Lim of x=4 (x^(3/2) – 8) / (x-4)

[Sophie]

Lim of x=4 (x^(3/2) – 8) / (x-4)

Hello I have to use appropriate factorization to find the limit of:
Lim of x=4 (x^(3/2) – 8) / (x-4)

I have used the values of 4.1, 4.01, 4.001 to guess at a limit of 3.

However I cannot factor out the limit. My initial response was to try and get a value of (x-4) in the numorator, but I did not get very far with that.
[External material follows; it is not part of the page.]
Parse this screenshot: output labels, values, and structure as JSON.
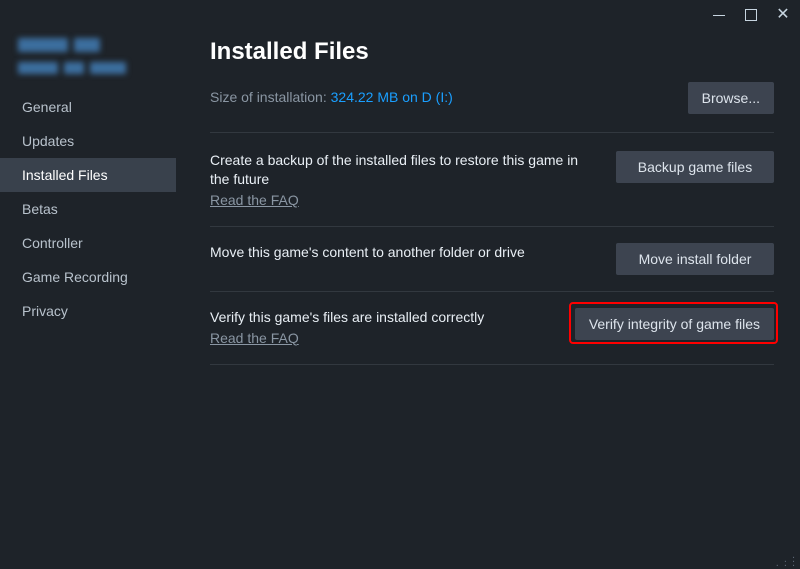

I am convinced the denominator will be (Sqx + 2) (Sqx –2), I am a little lost here…

If someone could point me in the right direction I would be grateful.

Thanks Sophie

 

[pka]

Multiply \(\displaystyle \L \frac{{\sqrt {x^3 } - 8}}{{x - 4}}\left( {\frac{{\sqrt {x^3 } + 8}}{{\sqrt {x^3 } + 8}}} \right)\) out.
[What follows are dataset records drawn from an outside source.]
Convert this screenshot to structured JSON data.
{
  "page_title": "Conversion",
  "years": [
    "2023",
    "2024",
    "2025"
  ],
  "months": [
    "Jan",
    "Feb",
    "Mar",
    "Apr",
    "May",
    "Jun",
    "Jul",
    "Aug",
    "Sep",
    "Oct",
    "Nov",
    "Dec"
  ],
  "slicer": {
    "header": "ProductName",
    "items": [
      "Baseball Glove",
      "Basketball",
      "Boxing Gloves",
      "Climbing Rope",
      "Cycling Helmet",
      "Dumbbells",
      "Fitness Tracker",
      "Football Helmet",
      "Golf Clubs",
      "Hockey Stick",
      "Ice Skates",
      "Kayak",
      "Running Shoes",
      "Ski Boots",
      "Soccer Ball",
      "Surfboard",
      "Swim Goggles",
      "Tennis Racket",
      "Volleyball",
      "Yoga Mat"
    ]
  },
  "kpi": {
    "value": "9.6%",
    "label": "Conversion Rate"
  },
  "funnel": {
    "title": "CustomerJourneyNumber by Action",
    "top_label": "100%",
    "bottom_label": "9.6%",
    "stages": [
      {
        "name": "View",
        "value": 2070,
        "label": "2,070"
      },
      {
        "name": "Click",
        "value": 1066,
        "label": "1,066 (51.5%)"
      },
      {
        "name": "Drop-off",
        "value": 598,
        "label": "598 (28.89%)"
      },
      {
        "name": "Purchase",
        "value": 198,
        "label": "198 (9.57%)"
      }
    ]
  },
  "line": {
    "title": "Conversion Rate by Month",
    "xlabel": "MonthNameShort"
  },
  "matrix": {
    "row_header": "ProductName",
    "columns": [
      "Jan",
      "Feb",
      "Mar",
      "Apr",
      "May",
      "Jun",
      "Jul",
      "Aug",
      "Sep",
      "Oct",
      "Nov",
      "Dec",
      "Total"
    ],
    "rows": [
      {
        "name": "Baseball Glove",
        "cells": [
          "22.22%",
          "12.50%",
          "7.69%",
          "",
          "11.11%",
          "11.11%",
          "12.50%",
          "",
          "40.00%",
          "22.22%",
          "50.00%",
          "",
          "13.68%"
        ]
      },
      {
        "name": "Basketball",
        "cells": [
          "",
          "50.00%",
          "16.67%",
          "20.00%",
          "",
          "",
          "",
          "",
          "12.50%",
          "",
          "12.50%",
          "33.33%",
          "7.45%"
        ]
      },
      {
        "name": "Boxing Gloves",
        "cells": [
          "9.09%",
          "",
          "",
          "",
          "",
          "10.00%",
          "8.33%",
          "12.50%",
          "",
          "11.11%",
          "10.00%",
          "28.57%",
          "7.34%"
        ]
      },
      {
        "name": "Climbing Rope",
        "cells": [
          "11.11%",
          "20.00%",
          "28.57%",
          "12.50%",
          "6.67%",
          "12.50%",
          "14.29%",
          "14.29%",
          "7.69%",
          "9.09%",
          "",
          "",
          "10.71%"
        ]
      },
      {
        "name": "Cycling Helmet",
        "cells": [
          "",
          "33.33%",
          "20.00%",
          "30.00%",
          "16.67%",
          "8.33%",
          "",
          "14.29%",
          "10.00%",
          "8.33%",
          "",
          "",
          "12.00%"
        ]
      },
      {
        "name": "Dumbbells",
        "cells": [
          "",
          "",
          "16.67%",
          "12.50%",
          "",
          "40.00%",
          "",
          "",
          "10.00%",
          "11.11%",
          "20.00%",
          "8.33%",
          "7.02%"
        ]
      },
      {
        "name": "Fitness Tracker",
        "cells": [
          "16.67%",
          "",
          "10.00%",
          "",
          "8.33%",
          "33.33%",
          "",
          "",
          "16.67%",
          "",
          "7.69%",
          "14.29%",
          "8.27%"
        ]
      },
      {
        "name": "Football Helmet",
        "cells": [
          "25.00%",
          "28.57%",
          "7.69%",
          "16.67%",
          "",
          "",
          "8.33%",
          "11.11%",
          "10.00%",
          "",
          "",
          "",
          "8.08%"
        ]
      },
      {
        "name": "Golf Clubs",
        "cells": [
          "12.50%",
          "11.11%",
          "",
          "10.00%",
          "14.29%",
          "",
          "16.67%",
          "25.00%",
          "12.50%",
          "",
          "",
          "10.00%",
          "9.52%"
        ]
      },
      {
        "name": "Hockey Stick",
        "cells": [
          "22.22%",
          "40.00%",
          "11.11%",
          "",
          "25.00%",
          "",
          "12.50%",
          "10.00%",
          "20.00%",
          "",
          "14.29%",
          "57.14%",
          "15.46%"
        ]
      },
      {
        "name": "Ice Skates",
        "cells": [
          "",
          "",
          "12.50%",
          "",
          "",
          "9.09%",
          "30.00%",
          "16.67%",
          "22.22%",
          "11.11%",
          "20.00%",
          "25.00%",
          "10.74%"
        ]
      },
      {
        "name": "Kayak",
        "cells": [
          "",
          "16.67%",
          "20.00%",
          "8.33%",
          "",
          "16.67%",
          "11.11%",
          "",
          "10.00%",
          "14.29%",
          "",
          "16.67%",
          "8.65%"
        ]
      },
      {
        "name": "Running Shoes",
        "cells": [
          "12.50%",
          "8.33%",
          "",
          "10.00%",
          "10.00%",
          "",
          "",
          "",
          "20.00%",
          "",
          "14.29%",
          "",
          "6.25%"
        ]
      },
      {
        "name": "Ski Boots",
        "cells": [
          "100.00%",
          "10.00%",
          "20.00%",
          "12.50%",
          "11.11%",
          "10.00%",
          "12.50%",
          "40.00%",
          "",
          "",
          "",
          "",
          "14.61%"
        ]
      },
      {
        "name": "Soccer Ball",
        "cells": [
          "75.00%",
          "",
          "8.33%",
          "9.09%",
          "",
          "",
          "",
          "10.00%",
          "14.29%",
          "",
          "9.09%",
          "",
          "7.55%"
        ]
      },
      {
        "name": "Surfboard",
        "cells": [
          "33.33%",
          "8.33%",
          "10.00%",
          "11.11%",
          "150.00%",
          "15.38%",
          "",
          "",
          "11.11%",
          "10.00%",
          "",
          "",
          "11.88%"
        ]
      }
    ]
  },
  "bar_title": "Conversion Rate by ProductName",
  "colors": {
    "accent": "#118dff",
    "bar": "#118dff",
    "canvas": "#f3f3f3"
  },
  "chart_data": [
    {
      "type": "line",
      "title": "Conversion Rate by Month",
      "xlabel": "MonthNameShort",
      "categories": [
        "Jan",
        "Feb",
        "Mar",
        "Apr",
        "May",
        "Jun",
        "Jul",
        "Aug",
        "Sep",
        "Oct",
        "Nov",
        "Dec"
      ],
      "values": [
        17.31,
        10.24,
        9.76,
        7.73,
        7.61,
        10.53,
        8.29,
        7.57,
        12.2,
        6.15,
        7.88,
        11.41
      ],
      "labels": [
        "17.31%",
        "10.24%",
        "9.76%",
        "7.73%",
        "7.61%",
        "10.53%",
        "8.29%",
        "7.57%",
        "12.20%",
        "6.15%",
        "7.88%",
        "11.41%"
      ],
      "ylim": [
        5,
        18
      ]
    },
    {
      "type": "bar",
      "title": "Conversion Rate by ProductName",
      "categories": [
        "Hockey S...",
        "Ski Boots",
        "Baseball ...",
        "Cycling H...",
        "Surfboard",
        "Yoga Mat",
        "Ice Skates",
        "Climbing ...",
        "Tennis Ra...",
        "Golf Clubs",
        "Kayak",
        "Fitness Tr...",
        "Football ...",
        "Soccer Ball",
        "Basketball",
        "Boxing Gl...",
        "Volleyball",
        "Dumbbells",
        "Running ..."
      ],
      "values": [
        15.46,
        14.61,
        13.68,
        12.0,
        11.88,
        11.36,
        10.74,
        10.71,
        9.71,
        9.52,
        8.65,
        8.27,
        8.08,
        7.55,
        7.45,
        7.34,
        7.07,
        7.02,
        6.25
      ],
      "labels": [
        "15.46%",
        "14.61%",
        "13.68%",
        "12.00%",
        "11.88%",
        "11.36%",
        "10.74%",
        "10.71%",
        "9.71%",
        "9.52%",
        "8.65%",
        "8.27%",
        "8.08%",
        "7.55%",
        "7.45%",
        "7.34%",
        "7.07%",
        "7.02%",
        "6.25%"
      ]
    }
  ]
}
Then factor \(\displaystyle x^3 - 64\) as the difference of two cubes.

 

[Sophie]

Thanks

Thanks

 

[soroban]

Re: Lim of x=4 (x^(3/2) – 8) / (x-4)

Hello, Sophie!

I have to use appropriate factorization to find the limit of:
. . \(\displaystyle \L\lim_{x\to4}\,\frac{x^{\frac{3}{2}}\,-\,8}{x\,-\,4}\)
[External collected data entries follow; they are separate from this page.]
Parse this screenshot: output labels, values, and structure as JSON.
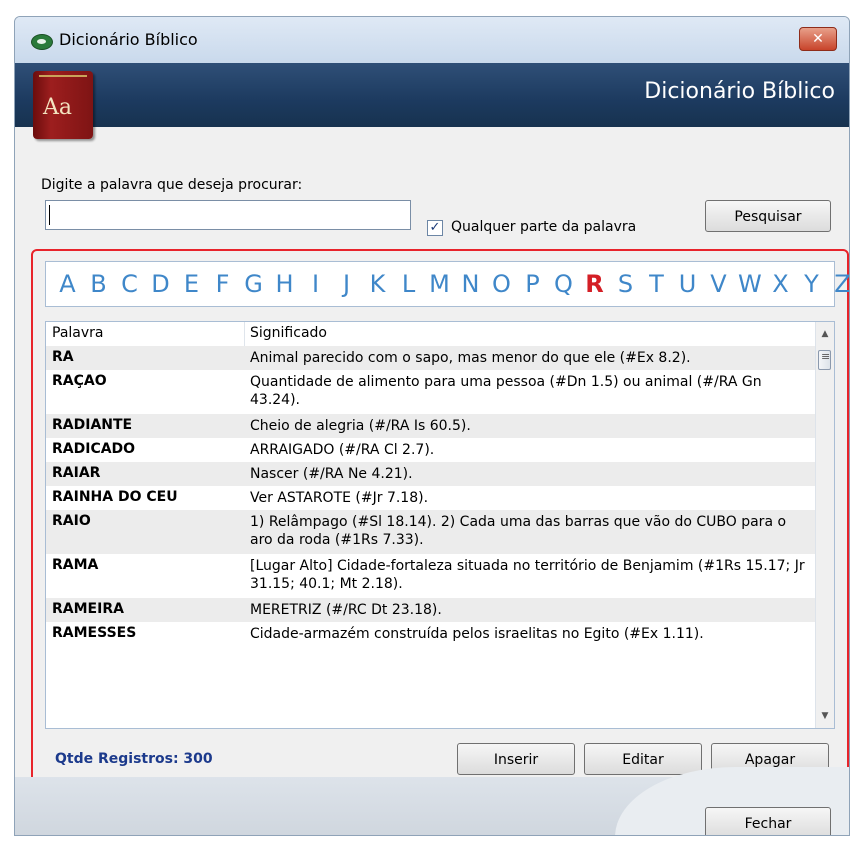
{
  "window": {
    "title": "Dicionário Bíblico",
    "close_glyph": "✕"
  },
  "banner": {
    "book_text": "Aa",
    "title": "Dicionário Bíblico"
  },
  "search": {
    "label": "Digite a palavra que deseja procurar:",
    "value": "",
    "checkbox_checked": true,
    "checkbox_glyph": "✓",
    "checkbox_label": "Qualquer parte da palavra",
    "button": "Pesquisar"
  },
  "alphabet": {
    "letters": [
      "A",
      "B",
      "C",
      "D",
      "E",
      "F",
      "G",
      "H",
      "I",
      "J",
      "K",
      "L",
      "M",
      "N",
      "O",
      "P",
      "Q",
      "R",
      "S",
      "T",
      "U",
      "V",
      "W",
      "X",
      "Y",
      "Z"
    ],
    "active": "R"
  },
  "table": {
    "columns": [
      "Palavra",
      "Significado"
    ],
    "rows": [
      {
        "word": "RA",
        "meaning": "Animal parecido com o sapo, mas menor do que ele (#Ex 8.2)."
      },
      {
        "word": "RAÇAO",
        "meaning": "Quantidade de alimento para uma pessoa (#Dn 1.5) ou animal (#/RA Gn 43.24)."
      },
      {
        "word": "RADIANTE",
        "meaning": "Cheio de alegria (#/RA Is 60.5)."
      },
      {
        "word": "RADICADO",
        "meaning": "ARRAIGADO (#/RA Cl 2.7)."
      },
      {
        "word": "RAIAR",
        "meaning": "Nascer (#/RA Ne 4.21)."
      },
      {
        "word": "RAINHA DO CEU",
        "meaning": "Ver ASTAROTE (#Jr 7.18)."
      },
      {
        "word": "RAIO",
        "meaning": "1) Relâmpago (#Sl 18.14). 2) Cada uma das barras que vão do CUBO para o aro da roda (#1Rs 7.33)."
      },
      {
        "word": "RAMA",
        "meaning": "[Lugar Alto] Cidade-fortaleza situada no território de Benjamim (#1Rs 15.17; Jr 31.15; 40.1; Mt 2.18)."
      },
      {
        "word": "RAMEIRA",
        "meaning": "MERETRIZ (#/RC Dt 23.18)."
      },
      {
        "word": "RAMESSES",
        "meaning": "Cidade-armazém construída pelos israelitas no Egito (#Ex 1.11)."
      }
    ],
    "scroll_up_glyph": "▲",
    "scroll_down_glyph": "▼"
  },
  "footer": {
    "count_label": "Qtde Registros: 300",
    "insert": "Inserir",
    "edit": "Editar",
    "delete": "Apagar",
    "close": "Fechar"
  },
  "colors": {
    "accent_red": "#e8242b",
    "letter_blue": "#3f87c9",
    "banner_navy": "#1c3a5f",
    "count_blue": "#1c3a8c"
  }
}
The factoring is very difficultto see . . .

The numerator is a difference of cubes: \(\displaystyle \,(\sqrt{x})^3 - (2)^3\)
. . which factors: \(\displaystyle \\sqrt{x}\,-\,2)(x\,+\,2\sqrt{x}\,+\,4)\)

The denominator is a difference of squares: \(\displaystyle \,(\sqrt{x})^2\,-\,(2)^2\)
. . which factors: \(\displaystyle \\sqrt{x}\,-\,2)(\sqrt{x}\,+\,2)\)

The function becomes: \(\displaystyle \L\:\frac{(\sqrt{x}\,-\,2)(x\,+\,2\sqrt{x}\,+\,4)}{(\sqrt{x}\,-\,2)(\sqrt{x}\,+\,2)} \;=\;\frac{x\,+\,2\sqrt{x}\,+\,4}{\sqrt{x}\,+\,2}\)

Therefore: \(\displaystyle \L\:\lim_{x\to4}\,\frac{x\,+\,2\sqrt{x}\,+\,4}{\sqrt{x}\,+\.2}\;=\;\frac{4\,+\,2\cdot2\,+\,4}{2\,+\,2}\;=\;\frac{12}{4}\;=\;3\)